Minima/Maxima of a ILP over any compact set

Question

I am reading this paper "Lagrangian Relaxation for integer programming" by A.M. GEOFFRION. In the paper, to prove one of the lemmas authors use the theorem that

"minimum value of a linear function over any compact set is not changed if the set is replaced by its convex hull"

I found this bit puzzling. As we know, there exists duality gap between an ILP and corresponding relaxed LP (except in some cases). In the original ILP, if the integer variables are constrained to be either 0 or 1, then the LP relaxation (by relaxing the variables to be in $[0,1]$ in the compact set should give us the optimal value for ILP right ?

If the ILP is $$ \begin{equation} \text{minimize}~~ c^\top x \\ \text{subject to}~~ Ax \leq b, x_i \in \{0,1\} \end{equation} $$ based on the above theorem, the relaxed version given below should give us an optimal integral solution, irrespective of the modularity of $A$

$$ \begin{equation} \text{minimize}~~ c^\top x \\ \text{subject to}~~ ch(Ax \leq b, x_i \in \{0,1\}) \end{equation} $$ where $ch()$ is the convex hull and I think here the convex hull can be represented as $$ Ax \leq b, 0\leq x_i \leq 1 ~~\forall i $$

What am I doing wrong ? I understood the part about the minima/maxima over a compact set and the its convex hull. My question is more about the solution for the ILP and corresponding relaxed version. Based on the theorem, the relaxed version should always give optimal solution.

Answer 1

In general, it is not true that the relaxed version gives the convex hull: $$ch(\{x \in \{0,1\}^n \mid Ax \leq b\}) \neq \{x \in [0,1]^n \mid Ax \leq b\}.$$

But if we did know the convex hull, then the integer program would reduce to a linear program.

A simple example is given by the set $$X = \{ (x_1,x_2) \in \{0,1\}^2 \mid x_1 + x_2 \leq \frac{1}{2}\} = \{(0,0)\}$$ So $ch(X)$ is a single point, but the relaxation of $X$ is a triangle.

Linear functions have a constant gradient. Assuming this gradient isn't 0, geometrically, the intuition of the statement by Geoffrion is that to reach the highest point in a compact convex set, you just need to keep walking uphill.

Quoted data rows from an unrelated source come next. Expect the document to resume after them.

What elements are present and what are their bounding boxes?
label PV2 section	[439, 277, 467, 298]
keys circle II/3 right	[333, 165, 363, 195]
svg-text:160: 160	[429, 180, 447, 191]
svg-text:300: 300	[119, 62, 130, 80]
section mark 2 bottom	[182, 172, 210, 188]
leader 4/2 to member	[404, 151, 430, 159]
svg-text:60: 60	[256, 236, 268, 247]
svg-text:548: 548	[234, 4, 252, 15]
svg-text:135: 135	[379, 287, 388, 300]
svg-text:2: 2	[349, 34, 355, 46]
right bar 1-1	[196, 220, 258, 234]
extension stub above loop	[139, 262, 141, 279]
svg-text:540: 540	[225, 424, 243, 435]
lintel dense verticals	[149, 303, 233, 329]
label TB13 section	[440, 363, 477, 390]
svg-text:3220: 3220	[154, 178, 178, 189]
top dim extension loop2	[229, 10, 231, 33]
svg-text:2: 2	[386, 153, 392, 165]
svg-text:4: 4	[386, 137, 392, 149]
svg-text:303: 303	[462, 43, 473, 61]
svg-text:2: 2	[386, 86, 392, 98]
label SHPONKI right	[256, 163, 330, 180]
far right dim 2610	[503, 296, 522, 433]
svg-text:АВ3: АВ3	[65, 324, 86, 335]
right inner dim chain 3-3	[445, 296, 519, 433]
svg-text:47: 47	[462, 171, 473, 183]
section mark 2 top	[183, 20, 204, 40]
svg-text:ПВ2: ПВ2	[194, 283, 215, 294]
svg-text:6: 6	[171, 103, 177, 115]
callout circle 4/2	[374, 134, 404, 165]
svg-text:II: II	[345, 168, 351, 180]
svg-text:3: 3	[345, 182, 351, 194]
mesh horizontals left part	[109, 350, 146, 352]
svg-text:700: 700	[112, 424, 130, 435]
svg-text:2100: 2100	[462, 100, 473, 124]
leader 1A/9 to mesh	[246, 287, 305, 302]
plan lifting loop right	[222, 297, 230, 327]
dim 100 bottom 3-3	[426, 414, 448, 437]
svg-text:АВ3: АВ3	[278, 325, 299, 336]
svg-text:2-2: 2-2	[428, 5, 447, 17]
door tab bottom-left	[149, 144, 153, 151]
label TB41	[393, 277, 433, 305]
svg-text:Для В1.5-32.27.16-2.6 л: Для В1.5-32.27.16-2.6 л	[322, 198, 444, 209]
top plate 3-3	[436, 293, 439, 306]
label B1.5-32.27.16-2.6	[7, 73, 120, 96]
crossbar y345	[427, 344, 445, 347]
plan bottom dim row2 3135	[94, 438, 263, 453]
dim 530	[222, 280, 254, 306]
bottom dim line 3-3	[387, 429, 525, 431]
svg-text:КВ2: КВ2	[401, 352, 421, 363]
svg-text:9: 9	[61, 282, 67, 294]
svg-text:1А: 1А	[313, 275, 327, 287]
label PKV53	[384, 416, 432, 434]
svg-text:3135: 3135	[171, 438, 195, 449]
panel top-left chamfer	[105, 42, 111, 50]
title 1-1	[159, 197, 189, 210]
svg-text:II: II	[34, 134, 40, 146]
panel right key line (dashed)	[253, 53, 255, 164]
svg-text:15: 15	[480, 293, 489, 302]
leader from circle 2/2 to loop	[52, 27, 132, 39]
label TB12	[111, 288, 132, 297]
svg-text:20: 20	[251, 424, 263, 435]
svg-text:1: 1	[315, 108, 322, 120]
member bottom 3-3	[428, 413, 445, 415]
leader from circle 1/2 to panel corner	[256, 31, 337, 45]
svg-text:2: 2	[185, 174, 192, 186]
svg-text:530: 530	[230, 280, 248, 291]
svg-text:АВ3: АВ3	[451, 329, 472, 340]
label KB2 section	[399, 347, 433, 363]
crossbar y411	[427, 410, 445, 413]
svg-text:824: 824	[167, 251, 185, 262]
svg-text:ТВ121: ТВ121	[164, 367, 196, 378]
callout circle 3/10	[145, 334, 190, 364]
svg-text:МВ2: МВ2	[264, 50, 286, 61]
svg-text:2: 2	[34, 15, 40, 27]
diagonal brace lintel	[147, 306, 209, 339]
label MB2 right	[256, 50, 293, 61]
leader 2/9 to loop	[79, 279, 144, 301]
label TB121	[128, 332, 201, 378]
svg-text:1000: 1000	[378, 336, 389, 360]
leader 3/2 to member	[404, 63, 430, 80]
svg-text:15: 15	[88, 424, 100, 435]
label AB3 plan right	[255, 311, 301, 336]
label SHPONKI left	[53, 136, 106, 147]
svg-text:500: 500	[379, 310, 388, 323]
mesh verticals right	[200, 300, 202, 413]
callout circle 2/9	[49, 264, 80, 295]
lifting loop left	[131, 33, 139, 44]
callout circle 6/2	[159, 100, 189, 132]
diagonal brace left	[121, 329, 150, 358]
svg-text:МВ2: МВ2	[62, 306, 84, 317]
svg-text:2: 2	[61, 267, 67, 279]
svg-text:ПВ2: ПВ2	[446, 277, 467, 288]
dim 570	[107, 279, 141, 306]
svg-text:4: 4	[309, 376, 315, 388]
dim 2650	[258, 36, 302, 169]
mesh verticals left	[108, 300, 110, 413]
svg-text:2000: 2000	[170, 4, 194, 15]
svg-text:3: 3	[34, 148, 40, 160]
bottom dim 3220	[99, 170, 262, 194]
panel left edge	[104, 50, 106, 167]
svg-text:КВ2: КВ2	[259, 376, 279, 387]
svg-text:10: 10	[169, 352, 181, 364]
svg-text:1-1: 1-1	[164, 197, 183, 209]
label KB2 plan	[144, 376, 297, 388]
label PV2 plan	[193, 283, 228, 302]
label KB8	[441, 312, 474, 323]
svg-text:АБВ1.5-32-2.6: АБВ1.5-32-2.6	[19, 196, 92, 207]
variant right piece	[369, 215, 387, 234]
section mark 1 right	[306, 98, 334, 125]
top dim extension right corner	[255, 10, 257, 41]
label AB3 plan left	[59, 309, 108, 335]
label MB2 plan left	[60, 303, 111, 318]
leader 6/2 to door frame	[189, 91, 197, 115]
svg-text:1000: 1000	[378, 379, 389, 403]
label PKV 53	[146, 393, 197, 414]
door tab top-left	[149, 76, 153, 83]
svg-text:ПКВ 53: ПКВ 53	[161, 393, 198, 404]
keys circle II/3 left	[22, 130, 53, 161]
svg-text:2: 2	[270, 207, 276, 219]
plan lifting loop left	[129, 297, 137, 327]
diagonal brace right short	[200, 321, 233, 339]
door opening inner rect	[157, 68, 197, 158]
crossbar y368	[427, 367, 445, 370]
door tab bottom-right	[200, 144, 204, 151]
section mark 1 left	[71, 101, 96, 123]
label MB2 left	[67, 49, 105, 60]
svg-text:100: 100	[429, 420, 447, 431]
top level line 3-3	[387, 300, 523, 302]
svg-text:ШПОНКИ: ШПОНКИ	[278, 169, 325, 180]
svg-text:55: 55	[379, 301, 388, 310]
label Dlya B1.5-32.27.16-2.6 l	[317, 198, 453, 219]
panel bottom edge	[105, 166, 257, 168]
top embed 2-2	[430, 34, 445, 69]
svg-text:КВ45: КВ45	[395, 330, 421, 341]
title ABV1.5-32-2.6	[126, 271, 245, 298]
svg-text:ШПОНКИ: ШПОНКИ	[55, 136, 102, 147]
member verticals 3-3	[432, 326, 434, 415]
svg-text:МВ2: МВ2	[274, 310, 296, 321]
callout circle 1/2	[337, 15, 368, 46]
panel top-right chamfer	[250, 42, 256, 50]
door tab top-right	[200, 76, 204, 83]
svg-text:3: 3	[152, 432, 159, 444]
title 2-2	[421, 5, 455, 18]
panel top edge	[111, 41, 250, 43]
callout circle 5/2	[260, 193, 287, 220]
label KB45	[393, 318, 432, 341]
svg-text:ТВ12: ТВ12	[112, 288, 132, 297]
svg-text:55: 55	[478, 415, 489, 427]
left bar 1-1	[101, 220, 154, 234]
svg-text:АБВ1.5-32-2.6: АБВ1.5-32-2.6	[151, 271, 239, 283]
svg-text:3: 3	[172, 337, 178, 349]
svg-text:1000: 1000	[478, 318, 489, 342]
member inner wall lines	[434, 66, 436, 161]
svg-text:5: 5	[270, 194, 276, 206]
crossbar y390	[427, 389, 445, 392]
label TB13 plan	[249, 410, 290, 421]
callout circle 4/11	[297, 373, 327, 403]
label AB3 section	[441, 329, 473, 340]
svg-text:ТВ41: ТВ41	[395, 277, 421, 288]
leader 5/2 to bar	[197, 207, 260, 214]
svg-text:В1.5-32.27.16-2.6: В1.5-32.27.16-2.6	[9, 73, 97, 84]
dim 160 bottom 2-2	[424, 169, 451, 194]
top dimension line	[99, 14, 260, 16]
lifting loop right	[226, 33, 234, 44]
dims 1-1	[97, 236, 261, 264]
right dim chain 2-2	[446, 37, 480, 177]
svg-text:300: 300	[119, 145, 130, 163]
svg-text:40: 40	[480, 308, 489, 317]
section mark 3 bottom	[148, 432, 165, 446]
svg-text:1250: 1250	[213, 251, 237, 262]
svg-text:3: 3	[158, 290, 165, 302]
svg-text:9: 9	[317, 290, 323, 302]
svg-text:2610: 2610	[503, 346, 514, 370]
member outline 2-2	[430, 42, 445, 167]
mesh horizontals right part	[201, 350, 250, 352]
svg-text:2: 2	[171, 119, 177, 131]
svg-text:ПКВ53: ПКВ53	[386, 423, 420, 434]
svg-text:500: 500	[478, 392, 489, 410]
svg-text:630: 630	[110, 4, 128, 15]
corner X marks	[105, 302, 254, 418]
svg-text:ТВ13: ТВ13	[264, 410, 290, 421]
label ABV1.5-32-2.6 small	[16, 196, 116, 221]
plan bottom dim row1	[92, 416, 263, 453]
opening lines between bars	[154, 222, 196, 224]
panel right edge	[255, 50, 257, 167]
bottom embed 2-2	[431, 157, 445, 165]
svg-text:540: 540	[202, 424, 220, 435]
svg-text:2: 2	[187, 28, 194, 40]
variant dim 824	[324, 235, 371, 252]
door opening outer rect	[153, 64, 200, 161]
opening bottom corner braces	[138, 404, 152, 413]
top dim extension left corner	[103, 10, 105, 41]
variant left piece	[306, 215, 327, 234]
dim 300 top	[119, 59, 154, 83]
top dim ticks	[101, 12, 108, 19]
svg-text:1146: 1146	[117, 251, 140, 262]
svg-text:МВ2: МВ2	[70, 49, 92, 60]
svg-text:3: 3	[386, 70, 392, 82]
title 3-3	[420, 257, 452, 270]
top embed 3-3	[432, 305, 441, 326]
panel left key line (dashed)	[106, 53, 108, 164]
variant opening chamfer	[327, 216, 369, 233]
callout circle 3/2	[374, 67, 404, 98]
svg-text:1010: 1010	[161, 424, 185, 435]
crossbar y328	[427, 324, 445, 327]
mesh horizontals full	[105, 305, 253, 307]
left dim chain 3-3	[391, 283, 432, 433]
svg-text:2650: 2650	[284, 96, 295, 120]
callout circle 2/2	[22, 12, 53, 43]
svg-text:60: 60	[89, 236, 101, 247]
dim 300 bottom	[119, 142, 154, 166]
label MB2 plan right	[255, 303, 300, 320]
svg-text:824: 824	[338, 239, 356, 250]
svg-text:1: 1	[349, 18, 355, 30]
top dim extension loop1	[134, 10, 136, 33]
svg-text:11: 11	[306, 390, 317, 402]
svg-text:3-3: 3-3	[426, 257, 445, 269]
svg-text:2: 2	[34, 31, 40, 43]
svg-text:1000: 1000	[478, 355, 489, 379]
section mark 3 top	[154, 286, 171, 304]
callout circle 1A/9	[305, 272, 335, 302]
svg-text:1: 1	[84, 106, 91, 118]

If you're not on the boundary of the set, there will always be a direction to walk that will be uphill.

Hope this helps.

Answer 2

I am not very familiar with linear programming, so I'm afraid I can't quickly figure out what you're doing wrong. What I can do is give an explanation in linear algebra, hopefully that helps you understand better what is going on.

First recall that a convex hull is defined as the set of finite sums with positive coefficients summing to $1$, i.e. If $A\subset X$ is a subset of a vector space $X$, then the convex hull of $A$ is $$\text{co}(A)=\left\{\sum^{n}_{i=1}\lambda_{i}x_{i}:n\in\mathbb{n},\text{ for all }1\leq i\leq n\text{ we have }x_{i}\in A,\lambda_{i}\geq0\text{ and }\sum^{n}_{i=1}\lambda_{i}=1\right\}.$$

Now let $f$ be a linear function on $X$ and suppose it has a minimum on $A$, this is guaranteed if $A$ is compact. Now suppose that $\inf_{x\in\text{co}(A)} f(x)<\min_{x\in A}f(x)$, then there is a $y\in\text{co}(A)$ such that $f(y)<\min_{x\in A}f(x)$ for all $x\in A$. As $y\in\text{co}(A)$ we can find $x_{1},...,x_{n}\in A$ and $\lambda_{1},...,\lambda_{n}\geq0$ such that $\sum_{i=1}^{n}\lambda_{i}=1$ and $\sum_{i=1}^{n}\lambda_{i}x_{i}=y$. Since $f$ is linear and $x_{i}\in A$ we find $$f(y)=\sum^{n}_{i=1}\lambda_{i}f(x_{i})\geq\min_{x\in A}f(x)\sum^{n}_{i=1}\lambda_{i}=\min_{x\in A}f(x)$$ which contradicts our assumptions. Hence $f$ retains its minimum over the convex hull. A similar argument shows the same for the infimum, supremum and maximum.

I hope this helps you understand the statement, let me know if anything is still unclear.